Nevertheless, the Global Witness report is just one of dozens that seem to contradict governments and big business at every turn on issues of land.
The UN's Office of the High Commissioner for Human Rights said in its annual report that of particular concern was the increased use of force and live ammunition on people protesting the land grabs.
''These instances of violence were predominantly unprovoked, and primarily related to land disputes,'' it said.
Human rights group Licadho has estimated that 2.1 million hectares, equivalent to the size of Wales, has been transferred in Cambodia from subsistence farming to large industrial firms since 2003. It also says about 400,000 people have been affected.
According to the Global Witness report VRG and HAGL have acquired more than 200,000 hectares of land through a series of deals with the Lao and Cambodian governments that lacked transparency.
It noted that investments made in these companies by IFC and Deutsche Bank stand in stark contrast to their public commitments on ethics and sustainability, as well as the World Bank's core mandate to end global poverty.
''We've known for some time that corrupt politicians in Cambodia and Laos are orchestrating the land grabbing crisis that is doing so much damage in the region. This report completes the picture by exposing the pivotal role of Vietnam's rubber barons and their financiers, Deutsche Bank and the IFC,'' Ms MacInnes said.
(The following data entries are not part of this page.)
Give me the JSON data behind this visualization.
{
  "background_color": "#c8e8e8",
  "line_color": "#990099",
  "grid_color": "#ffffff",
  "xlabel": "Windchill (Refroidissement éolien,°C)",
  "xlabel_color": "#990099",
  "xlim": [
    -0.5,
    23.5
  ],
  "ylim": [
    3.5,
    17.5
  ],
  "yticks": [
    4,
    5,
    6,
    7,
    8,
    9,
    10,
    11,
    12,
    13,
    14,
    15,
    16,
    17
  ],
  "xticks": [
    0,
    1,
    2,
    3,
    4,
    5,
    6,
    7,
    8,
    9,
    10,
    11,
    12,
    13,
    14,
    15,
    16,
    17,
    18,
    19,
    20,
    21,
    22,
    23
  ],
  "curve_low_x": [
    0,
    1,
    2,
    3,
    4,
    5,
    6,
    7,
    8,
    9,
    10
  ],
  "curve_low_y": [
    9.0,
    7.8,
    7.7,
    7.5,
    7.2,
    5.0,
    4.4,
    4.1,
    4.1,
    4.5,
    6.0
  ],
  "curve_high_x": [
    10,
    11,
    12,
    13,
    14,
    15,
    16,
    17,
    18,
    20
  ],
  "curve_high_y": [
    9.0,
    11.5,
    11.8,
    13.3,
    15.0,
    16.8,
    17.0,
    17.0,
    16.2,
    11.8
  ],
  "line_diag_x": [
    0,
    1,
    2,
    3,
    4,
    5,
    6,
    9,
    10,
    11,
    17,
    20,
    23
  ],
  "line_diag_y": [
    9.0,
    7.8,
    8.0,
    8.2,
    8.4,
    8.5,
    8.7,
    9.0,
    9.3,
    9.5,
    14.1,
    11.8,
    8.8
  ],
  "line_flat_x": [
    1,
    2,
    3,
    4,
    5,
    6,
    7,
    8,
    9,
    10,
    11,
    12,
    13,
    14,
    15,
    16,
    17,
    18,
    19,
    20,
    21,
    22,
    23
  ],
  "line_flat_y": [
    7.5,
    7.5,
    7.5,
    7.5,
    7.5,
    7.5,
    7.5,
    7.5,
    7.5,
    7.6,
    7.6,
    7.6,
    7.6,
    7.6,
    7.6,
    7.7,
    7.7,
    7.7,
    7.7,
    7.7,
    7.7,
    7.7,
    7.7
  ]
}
''Both companies are having severe impacts on the human rights of ordinary Lao and Cambodian citizens. Often, the first time people learn of a plantation is when the company bulldozers arrive to clear their farms,'' she said.
The report found HAGL concessions also included 28,000 hectares inside the Lumphat Wildlife Sanctuary and Virachey National Park, both protected areas. Of other concessions held by both companies, their perimeters had been widened by illegal logging and land was often granted despite the government's ''Leopard Policy''. That policy was designed to protect communal land, which is shared among villagers for water, fishing, cattle grazing and growing crops. It's the type of land that Sreap Samoen says no longer exists in Tuol Ta Muong, where VRG has established vast rubber plantations.
WORKING FOR THE MAN: A Vietnamese worker digs a trench at a HAGL rubber plantation in Cambodia.
RICH PICKINGS: Most of the money made from harvesting rubber wood is pocketed by an elite few.